強化

2012 年 11 月 15 日

 1年おきに開催されるU-20W杯出場を目指す、U-19日本代表がまたしても世界の扉をこじ開けることが出来なかった。

 初戦のイランに0-2で敗れるものの1勝1敗1分けでグループリーグを突破し、8カ国によって争われる決勝トーナメントに進むが、4枚しかない本大会への切符をまたしても寸前で逃した。

 全体をとおして、高い技術力を感じさせるが勝敗をわける最も肝心で重要な場面での弱さを露呈(ろてい)した。また、2年ごとに開催されるU-20W杯を3大会連続出場で逃している事実は、6年間この世代での「世界」を経験していないことを意味する。
 1995年から2007年まで途絶えることなくU-20W杯に出場し、その多数が現A代表でも中核を担っている。

 14日、2014年ブラジルW杯を目指すA代表はアジア最終予選5戦目、アウェイの地でオマーンを2-1で下し、本大会へ王手をかけた。

 2022年にカタールW杯を控える中東勢にとって、オマーンも例外ではなく本大会出場を目論む。国を挙げての支援はすさまじく、代表チームは専用ジェト機で移動し、勝利給には宝くじの当選金のような金額を選手たちにばら撒く。宝くじ付きの観戦チケットが功を奏したのか、スタンドはオマーン一色に染めた。

 それでも勝ったのは日本である。

 直近、ホーム6戦無敗を誇ったチームに日本は前半20分に幸先よく先制、後半32分に追いつかれスタンドに活気を戻させるも、後半44分に逆転する劇的勝利を披露してくれた。

 人によっては、采配や試合内容に不満を覚えるかもしれない。そのことも十分に理解できるが、長距離移動、チーム合流1日や2日足らずの選手たちが多数いて、怪我による主力不在があったとしても、アウェイの地で終盤に競り勝つ逞(たくま)しさをみせたA代表は十分評価に値するのではないか。

 オマーンが持っている熱は、かつて日本にもあった熱である。日本サッカーという“木”を大きくするため、懸命に努力した結果が「現在」である。
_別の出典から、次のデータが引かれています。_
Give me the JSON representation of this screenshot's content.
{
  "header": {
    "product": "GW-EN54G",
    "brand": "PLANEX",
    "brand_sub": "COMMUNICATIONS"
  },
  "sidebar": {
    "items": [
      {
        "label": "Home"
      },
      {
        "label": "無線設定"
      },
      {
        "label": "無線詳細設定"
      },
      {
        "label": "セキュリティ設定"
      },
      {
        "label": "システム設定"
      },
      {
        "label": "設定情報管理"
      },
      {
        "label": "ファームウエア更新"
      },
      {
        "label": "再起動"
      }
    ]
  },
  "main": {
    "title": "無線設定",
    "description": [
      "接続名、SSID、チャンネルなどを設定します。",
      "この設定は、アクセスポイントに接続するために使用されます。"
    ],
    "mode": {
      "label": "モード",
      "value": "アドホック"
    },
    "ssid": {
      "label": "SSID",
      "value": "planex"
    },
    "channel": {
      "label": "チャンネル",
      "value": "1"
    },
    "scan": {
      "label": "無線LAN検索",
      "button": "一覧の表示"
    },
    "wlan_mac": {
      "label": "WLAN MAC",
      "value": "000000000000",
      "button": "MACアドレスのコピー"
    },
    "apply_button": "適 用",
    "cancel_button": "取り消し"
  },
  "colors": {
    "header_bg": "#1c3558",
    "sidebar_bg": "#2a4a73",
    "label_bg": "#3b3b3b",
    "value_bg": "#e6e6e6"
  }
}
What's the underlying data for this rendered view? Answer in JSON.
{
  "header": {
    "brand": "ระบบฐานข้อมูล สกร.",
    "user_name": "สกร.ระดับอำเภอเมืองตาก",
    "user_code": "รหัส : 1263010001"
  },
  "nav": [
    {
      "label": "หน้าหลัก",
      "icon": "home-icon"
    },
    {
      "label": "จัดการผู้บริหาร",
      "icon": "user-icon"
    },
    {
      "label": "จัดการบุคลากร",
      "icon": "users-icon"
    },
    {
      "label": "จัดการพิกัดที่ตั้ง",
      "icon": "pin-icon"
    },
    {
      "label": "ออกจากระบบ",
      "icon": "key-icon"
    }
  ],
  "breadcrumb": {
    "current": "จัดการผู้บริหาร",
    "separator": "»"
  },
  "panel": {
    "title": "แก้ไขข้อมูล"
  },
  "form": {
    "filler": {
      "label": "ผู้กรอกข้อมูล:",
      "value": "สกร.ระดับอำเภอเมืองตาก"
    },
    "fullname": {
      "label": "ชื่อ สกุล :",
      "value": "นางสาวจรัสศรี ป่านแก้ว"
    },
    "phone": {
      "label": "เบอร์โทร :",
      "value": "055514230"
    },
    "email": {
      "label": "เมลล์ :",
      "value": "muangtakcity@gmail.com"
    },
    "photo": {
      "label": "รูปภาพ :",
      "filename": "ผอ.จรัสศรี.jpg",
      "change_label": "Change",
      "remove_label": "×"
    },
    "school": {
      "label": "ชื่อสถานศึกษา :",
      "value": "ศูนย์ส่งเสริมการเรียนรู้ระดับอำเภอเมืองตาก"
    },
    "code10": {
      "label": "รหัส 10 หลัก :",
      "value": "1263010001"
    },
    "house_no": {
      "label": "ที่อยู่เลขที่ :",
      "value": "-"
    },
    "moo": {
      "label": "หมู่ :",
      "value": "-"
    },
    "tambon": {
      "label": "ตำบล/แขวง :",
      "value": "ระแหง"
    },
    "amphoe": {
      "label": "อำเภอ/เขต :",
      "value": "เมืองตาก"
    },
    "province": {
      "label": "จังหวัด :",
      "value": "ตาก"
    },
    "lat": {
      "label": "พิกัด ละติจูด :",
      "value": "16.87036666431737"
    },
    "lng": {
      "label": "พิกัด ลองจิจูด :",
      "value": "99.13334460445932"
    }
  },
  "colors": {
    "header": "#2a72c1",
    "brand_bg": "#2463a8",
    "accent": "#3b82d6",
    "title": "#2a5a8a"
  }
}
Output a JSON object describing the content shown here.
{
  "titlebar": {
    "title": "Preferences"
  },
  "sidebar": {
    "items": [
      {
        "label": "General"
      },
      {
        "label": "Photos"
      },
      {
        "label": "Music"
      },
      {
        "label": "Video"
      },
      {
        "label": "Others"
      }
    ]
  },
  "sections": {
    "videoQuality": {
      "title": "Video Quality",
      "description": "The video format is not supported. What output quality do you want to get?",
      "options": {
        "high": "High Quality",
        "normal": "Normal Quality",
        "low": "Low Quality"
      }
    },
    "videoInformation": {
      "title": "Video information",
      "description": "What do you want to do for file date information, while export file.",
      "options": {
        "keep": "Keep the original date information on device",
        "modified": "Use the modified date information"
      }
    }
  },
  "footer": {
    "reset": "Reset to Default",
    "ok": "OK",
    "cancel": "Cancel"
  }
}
 協会という“幹”はビルを構えるほど大きくなり、“枝”や“葉”は生い茂り、外国人が日本人サッカー選手を知り、愛されるようにもなった。一方、3大会連続でU-20W杯出場を逃したことにより、これからの枝をつくる“根”の部分が徐々に細くなっているのが現状と言わざるをえない。

 W杯出場が義務であり通過点となった現在、才能ある若手選手を招集するだけではなく、試合に出場する機会を作ってこそ根をつよくし、太くする。

 途中投入され2点目の起点を作る活躍をみせた21歳のDF酒井高徳は大きなヒントになるのではないか。チームを強くする為に熟成は必要不可欠だが、得点が欲しい試合終盤に生きる“縦につよい”選手投入を誰もが期待し、口にするのは必然なのだろう。